A suspiciously common pattern emerges:

  1. Company A releases a new model with benchmark charts claiming it leads.
  2. Company B responds days or weeks later with new charts showing it leads.
  3. Both sets of charts contradict each other.
  4. The press covers the conflict as evidence of rapid progress.
  5. Investors reward both companies for appearing to win.

The benchmarks do not change reality.
The benchmarks change narrative.


When benchmarks leak into training data

A growing problem is contamination: when the benchmark dataset appears in the model’s pretraining corpus.

This inflates scores without improving general ability.
It is rarely disclosed.
And when caught, it is framed as an unavoidable artefact of scale rather than a methodological failure.
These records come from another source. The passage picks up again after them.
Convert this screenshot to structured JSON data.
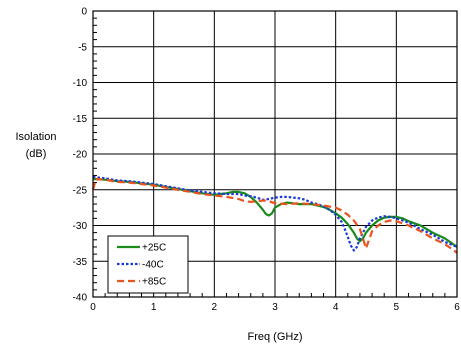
{
  "chart_data": {
    "type": "line",
    "xlabel": "Freq (GHz)",
    "ylabel_line1": "Isolation",
    "ylabel_line2": "(dB)",
    "xlim": [
      0,
      6
    ],
    "ylim": [
      -40,
      0
    ],
    "x_ticks": [
      0,
      1,
      2,
      3,
      4,
      5,
      6
    ],
    "y_ticks": [
      0,
      -5,
      -10,
      -15,
      -20,
      -25,
      -30,
      -35,
      -40
    ],
    "grid": true,
    "legend_position": "bottom-left",
    "series": [
      {
        "name": "+25C",
        "color": "#1a8a1a",
        "dash": "solid",
        "points": [
          [
            0,
            -23.5
          ],
          [
            0.2,
            -23.6
          ],
          [
            0.4,
            -23.8
          ],
          [
            0.6,
            -23.9
          ],
          [
            0.8,
            -24.1
          ],
          [
            1.0,
            -24.3
          ],
          [
            1.2,
            -24.6
          ],
          [
            1.4,
            -24.9
          ],
          [
            1.6,
            -25.2
          ],
          [
            1.8,
            -25.5
          ],
          [
            2.0,
            -25.7
          ],
          [
            2.1,
            -25.6
          ],
          [
            2.2,
            -25.5
          ],
          [
            2.3,
            -25.3
          ],
          [
            2.4,
            -25.3
          ],
          [
            2.5,
            -25.5
          ],
          [
            2.6,
            -26.0
          ],
          [
            2.7,
            -26.8
          ],
          [
            2.8,
            -27.8
          ],
          [
            2.85,
            -28.4
          ],
          [
            2.9,
            -28.6
          ],
          [
            2.95,
            -28.3
          ],
          [
            3.0,
            -27.5
          ],
          [
            3.1,
            -27.0
          ],
          [
            3.2,
            -26.8
          ],
          [
            3.3,
            -26.9
          ],
          [
            3.4,
            -27.0
          ],
          [
            3.5,
            -27.0
          ],
          [
            3.6,
            -27.0
          ],
          [
            3.7,
            -27.2
          ],
          [
            3.8,
            -27.4
          ],
          [
            3.9,
            -27.8
          ],
          [
            4.0,
            -28.3
          ],
          [
            4.1,
            -28.9
          ],
          [
            4.2,
            -29.8
          ],
          [
            4.3,
            -31.0
          ],
          [
            4.35,
            -31.8
          ],
          [
            4.4,
            -32.2
          ],
          [
            4.45,
            -31.8
          ],
          [
            4.5,
            -31.0
          ],
          [
            4.6,
            -30.0
          ],
          [
            4.7,
            -29.3
          ],
          [
            4.8,
            -28.9
          ],
          [
            4.9,
            -28.8
          ],
          [
            5.0,
            -28.8
          ],
          [
            5.1,
            -29.0
          ],
          [
            5.2,
            -29.4
          ],
          [
            5.4,
            -30.0
          ],
          [
            5.6,
            -31.0
          ],
          [
            5.8,
            -31.8
          ],
          [
            6.0,
            -33.0
          ]
        ]
      },
      {
        "name": "-40C",
        "color": "#1a3ad8",
        "dash": "dotted",
        "points": [
          [
            0,
            -23.2
          ],
          [
            0.2,
            -23.4
          ],
          [
            0.4,
            -23.7
          ],
          [
            0.6,
            -23.8
          ],
          [
            0.8,
            -24.0
          ],
          [
            1.0,
            -24.2
          ],
          [
            1.2,
            -24.5
          ],
          [
            1.4,
            -24.8
          ],
          [
            1.6,
            -25.1
          ],
          [
            1.8,
            -25.3
          ],
          [
            2.0,
            -25.5
          ],
          [
            2.2,
            -25.6
          ],
          [
            2.4,
            -25.6
          ],
          [
            2.5,
            -25.8
          ],
          [
            2.6,
            -25.9
          ],
          [
            2.7,
            -26.1
          ],
          [
            2.8,
            -26.4
          ],
          [
            2.9,
            -26.3
          ],
          [
            3.0,
            -26.1
          ],
          [
            3.1,
            -26.0
          ],
          [
            3.2,
            -26.0
          ],
          [
            3.3,
            -26.1
          ],
          [
            3.4,
            -26.2
          ],
          [
            3.5,
            -26.4
          ],
          [
            3.6,
            -26.8
          ],
          [
            3.7,
            -27.0
          ],
          [
            3.8,
            -27.3
          ],
          [
            3.9,
            -27.8
          ],
          [
            4.0,
            -28.5
          ],
          [
            4.1,
            -29.5
          ],
          [
            4.15,
            -30.5
          ],
          [
            4.2,
            -31.6
          ],
          [
            4.25,
            -32.8
          ],
          [
            4.3,
            -33.5
          ],
          [
            4.35,
            -33.0
          ],
          [
            4.4,
            -31.8
          ],
          [
            4.5,
            -30.2
          ],
          [
            4.6,
            -29.3
          ],
          [
            4.7,
            -28.9
          ],
          [
            4.8,
            -28.7
          ],
          [
            4.9,
            -28.8
          ],
          [
            5.0,
            -29.0
          ],
          [
            5.2,
            -29.6
          ],
          [
            5.4,
            -30.5
          ],
          [
            5.6,
            -31.3
          ],
          [
            5.8,
            -32.3
          ],
          [
            6.0,
            -33.0
          ]
        ]
      },
      {
        "name": "+85C",
        "color": "#e8531e",
        "dash": "dashed",
        "points": [
          [
            0,
            -25.0
          ],
          [
            0.05,
            -23.5
          ],
          [
            0.2,
            -23.6
          ],
          [
            0.4,
            -23.9
          ],
          [
            0.6,
            -24.0
          ],
          [
            0.8,
            -24.2
          ],
          [
            1.0,
            -24.4
          ],
          [
            1.2,
            -24.7
          ],
          [
            1.4,
            -25.0
          ],
          [
            1.6,
            -25.3
          ],
          [
            1.8,
            -25.6
          ],
          [
            2.0,
            -25.8
          ],
          [
            2.2,
            -26.0
          ],
          [
            2.4,
            -26.3
          ],
          [
            2.5,
            -26.6
          ],
          [
            2.6,
            -26.7
          ],
          [
            2.7,
            -26.6
          ],
          [
            2.8,
            -26.5
          ],
          [
            2.9,
            -26.6
          ],
          [
            3.0,
            -26.9
          ],
          [
            3.2,
            -27.0
          ],
          [
            3.4,
            -26.9
          ],
          [
            3.6,
            -27.0
          ],
          [
            3.8,
            -27.2
          ],
          [
            4.0,
            -27.5
          ],
          [
            4.1,
            -27.9
          ],
          [
            4.2,
            -28.5
          ],
          [
            4.3,
            -29.3
          ],
          [
            4.4,
            -30.5
          ],
          [
            4.45,
            -31.8
          ],
          [
            4.5,
            -33.2
          ],
          [
            4.55,
            -32.0
          ],
          [
            4.6,
            -30.8
          ],
          [
            4.7,
            -30.0
          ],
          [
            4.8,
            -29.5
          ],
          [
            4.9,
            -29.3
          ],
          [
            5.0,
            -29.4
          ],
          [
            5.2,
            -30.0
          ],
          [
            5.4,
            -30.8
          ],
          [
            5.6,
            -31.8
          ],
          [
            5.8,
            -32.6
          ],
          [
            6.0,
            -33.8
          ]
        ]
      }
    ]
  }
}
Benchmark inflation is not cheating — it is the industry norm.


The regulatory implications

Governments increasingly ask AI companies to “prove capability” when discussing safety, risk, or deployment.

Companies present benchmark charts.

If the charts are strategically constructed:

  • regulators may misunderstand actual risk levels
  • claims of “emergent capabilities” can be overstated
  • claims of “alignment progress” can be unsubstantiated
  • discussions about AGI proximity are skewed by selective evidence

Benchmarks shape not just public narrative, but policy.


Conclusion: The benchmark game

Benchmarks were meant to measure progress.
They now measure opportunity.

For AI companies, benchmarks serve three strategic purposes:

  1. Influencing investors — a model that “beats GPT-4” raises valuations overnight.
  2. Managing competition — selective benchmarks create the impression of leadership.
  3. Framing public discourse — charts create an aura of scientific objectivity, even when the methodology is opaque.

The result is a market where the least standardised metrics carry the most influence.

The charts are not lies.
They are carefully curated truths — optimised for perception, not clarity.